Throughout Jane's experiences at Lowood, and even just before she is admitted there, she tells the reader, in passing, about the prevalence of religion in the Institution. While she is still in the care of Mrs. Reed, she first meets Mr. Brocklehurst. In her conversation with him, he asks her many questions about her daily prayers, whether or not she knows her Psalms, and if she reads the Bible faithfully. When her answers do not comply with what he expects, he, too, thinks that she is "wicked" (65; ch. 4). Further, her first full day at Lowood begins with over an hour worth of religion (prayers, Scriptures, chapters in the Bible) and then before and after breakfast, grace is said and hymns are sung (77-78; ch. 5).
Jane even receives more religious teaching from her new friend, Helen Burns. Helen says, "the Bible bids us return good for evil" (88; ch. 6). Later, shortly before Helen dies, she tells Jane "I am sure there is a future state; I believe God is good; I can resign my immortal part to Him without any misgiving. God is my father; God is my friend; I love Him; I believe He loves me" (113; ch. 9). Mr. Brocklehurst, when upset about seeing curls on a child's head says, "here in an evangelical, charitable establishment" (96; ch. 7) and even before she enters the Institution, he speaks of the "Christian duties" and "Christian grace" that the Institution holds (66; ch. 4); "The church exercised an unchallenged domination over education" (Vaughan 3).

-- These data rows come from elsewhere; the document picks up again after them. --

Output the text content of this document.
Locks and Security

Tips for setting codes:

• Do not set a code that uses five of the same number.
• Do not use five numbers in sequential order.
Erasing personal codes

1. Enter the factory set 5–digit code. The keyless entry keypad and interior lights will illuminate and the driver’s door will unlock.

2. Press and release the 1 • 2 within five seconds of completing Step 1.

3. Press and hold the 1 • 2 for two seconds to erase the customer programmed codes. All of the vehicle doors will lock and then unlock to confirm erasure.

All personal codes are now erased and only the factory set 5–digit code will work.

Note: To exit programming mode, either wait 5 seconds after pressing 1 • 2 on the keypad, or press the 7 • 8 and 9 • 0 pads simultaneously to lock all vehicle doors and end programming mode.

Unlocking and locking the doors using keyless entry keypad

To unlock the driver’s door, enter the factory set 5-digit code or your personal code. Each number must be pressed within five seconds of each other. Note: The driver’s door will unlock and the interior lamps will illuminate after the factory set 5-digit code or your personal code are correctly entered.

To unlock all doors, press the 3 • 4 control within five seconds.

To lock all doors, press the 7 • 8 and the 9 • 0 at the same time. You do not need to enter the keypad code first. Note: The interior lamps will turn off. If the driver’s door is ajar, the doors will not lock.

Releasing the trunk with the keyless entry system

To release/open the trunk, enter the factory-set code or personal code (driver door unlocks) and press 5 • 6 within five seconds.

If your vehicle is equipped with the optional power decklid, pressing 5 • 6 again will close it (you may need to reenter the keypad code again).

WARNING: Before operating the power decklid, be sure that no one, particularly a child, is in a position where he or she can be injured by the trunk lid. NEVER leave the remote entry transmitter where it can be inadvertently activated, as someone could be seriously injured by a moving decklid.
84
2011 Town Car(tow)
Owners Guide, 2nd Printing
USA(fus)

Jane is effected by Lowood Institution. Throughout the rest of the book, she is always keeping with the habits that were taught to her there. Lowood Institution is a place that Jane learns morals and religion in the strictest sense. It is here that she forms many of her habits like rising early, keeping things neat and orderly, wearing the plain dress and strait, braided hair. After she first arrives at Thornfield Hall, and she is ready to go to bed, she "offered up thanks where thanks were due; not forgetting, ere [she] rose, to implore aid on [her] further path, and the power of meriting the kindness which seemed so frankly offered [her] before it was earned" (129; ch. 11). She rises early the next morning, and takes great care to be plain and dress neatly. Before she leaves her room, she checks to make sure that everything is neat and orderly. She is "still by nature solicitous to be neat" (130; ch. 11). After Mr. Rochester asks her to marry him, when he says that he will send for the family jewels, her relpy is, "No, no, sir! Think of other subjects, and speak of other things, and in another strain. Don't address me as if I were a beauty; I am your plain, Quakerish govnerness" (287; ch. 24). She cannot have jewels because it would upset her plainness and she would no longer look like that "plain, Quakerish" type of girl. Lowood had quite an impact on her life as it was sure to have had on the other children that went there.